Tak zaawansowany sposób naprowadzania wymaga jednak sprawdzenia bomb SDB II w najróżniejszych scenariuszach działania. To dlatego właśnie pracuje się nad określonymi trybami pracy, które w sposób optymalny wykorzystają możliwości tego systemu uzbrojenia. Wcześniej oceniono tzw. tryb „normalnego ataku” („Normal Attack”), w którym do wykrywania i klasyfikowania celów stosuje się głowicę naprowadzającą się radiolokacyjnie lub na podczerwień.
Koncern Raytheon zapowiada już kontynuacje testów jeszcze w miesiącach letnich tego roku, tym razem z wykorzystaniem wszystkich trybów pracy („Normal Attack”, „Coordinated Attack” i „Laser Illuminated Attack”). Testowane będzie prawdopodobnie również bezpieczne łącze danych, w które jest wyposażona każda bomba SDB II. Daje to możliwość operatorowi zmiany celu ataku już podczas lotu (np. gdy zostanie on wcześniej zniszczony) lub pozwala na aktualizowanie danych o celu.

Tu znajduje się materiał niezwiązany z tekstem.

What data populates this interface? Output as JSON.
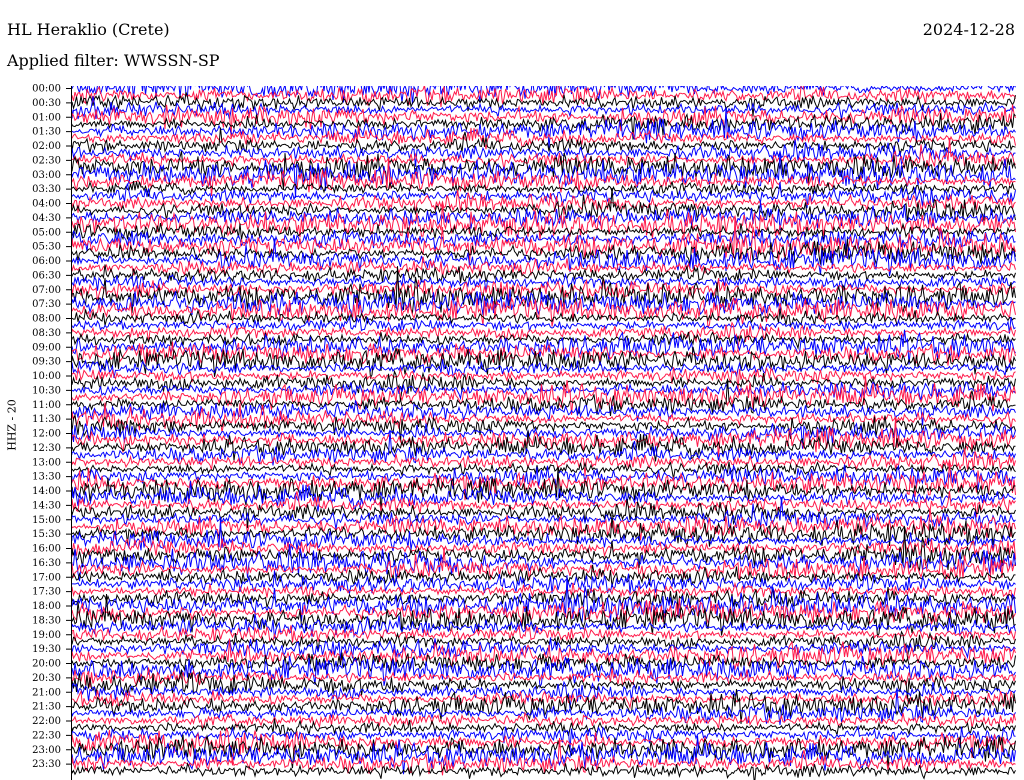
{
  "header": {
    "station": "HL Heraklio (Crete)",
    "date": "2024-12-28",
    "filter_label": "Applied filter: WWSSN-SP"
  },
  "chart_data": {
    "type": "line",
    "title": "HL Heraklio (Crete)",
    "date": "2024-12-28",
    "ylabel": "HHZ - 20",
    "grid": false,
    "y_tick_labels": [
      "00:00",
      "00:30",
      "01:00",
      "01:30",
      "02:00",
      "02:30",
      "03:00",
      "03:30",
      "04:00",
      "04:30",
      "05:00",
      "05:30",
      "06:00",
      "06:30",
      "07:00",
      "07:30",
      "08:00",
      "08:30",
      "09:00",
      "09:30",
      "10:00",
      "10:30",
      "11:00",
      "11:30",
      "12:00",
      "12:30",
      "13:00",
      "13:30",
      "14:00",
      "14:30",
      "15:00",
      "15:30",
      "16:00",
      "16:30",
      "17:00",
      "17:30",
      "18:00",
      "18:30",
      "19:00",
      "19:30",
      "20:00",
      "20:30",
      "21:00",
      "21:30",
      "22:00",
      "22:30",
      "23:00",
      "23:30"
    ],
    "trace_colors": [
      "#0000ff",
      "#ff1a4a",
      "#000000"
    ],
    "trace_color_cycle": "blue, red, black"
  }
}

Możliwości bojowe oraz zdolność do działania przy bardzo małych stratach ubocznych spowodowały, że amerykański Departament Obrony już uznał bomby SDB II za spełniające wymagania sił zbrojnych USA i zainwestował w ich rozwój ponad 700 milionów dolarów. Początkowo bomby opracowywano głównie z myślą o samolotach F-15 i F-35. Obecnie zamierza się w nie również uzbroić również inne statki powietrzne, np F-16 i drony klasy MALE. Pomogą w tym niewielkie rozmiary bomby, która ma długość 176 cm, średnicę 15-18 cm oraz niewielką masę, wynoszącą 93 kg.
Obecnie, zgodnie z umową podpisaną w czerwcu 2015 r., koncern Raytheon produkuje serię próbną bomb SDB II. Jeżeli wyniki wszystkich testów będą pozytywne, to przewidywane zamówienie docelowe określa się nawet na ponad 17 000 sztuk.
WIDEO: Zmierzch ery czołgów? Czy zastąpią je drony? [Debata Defence24]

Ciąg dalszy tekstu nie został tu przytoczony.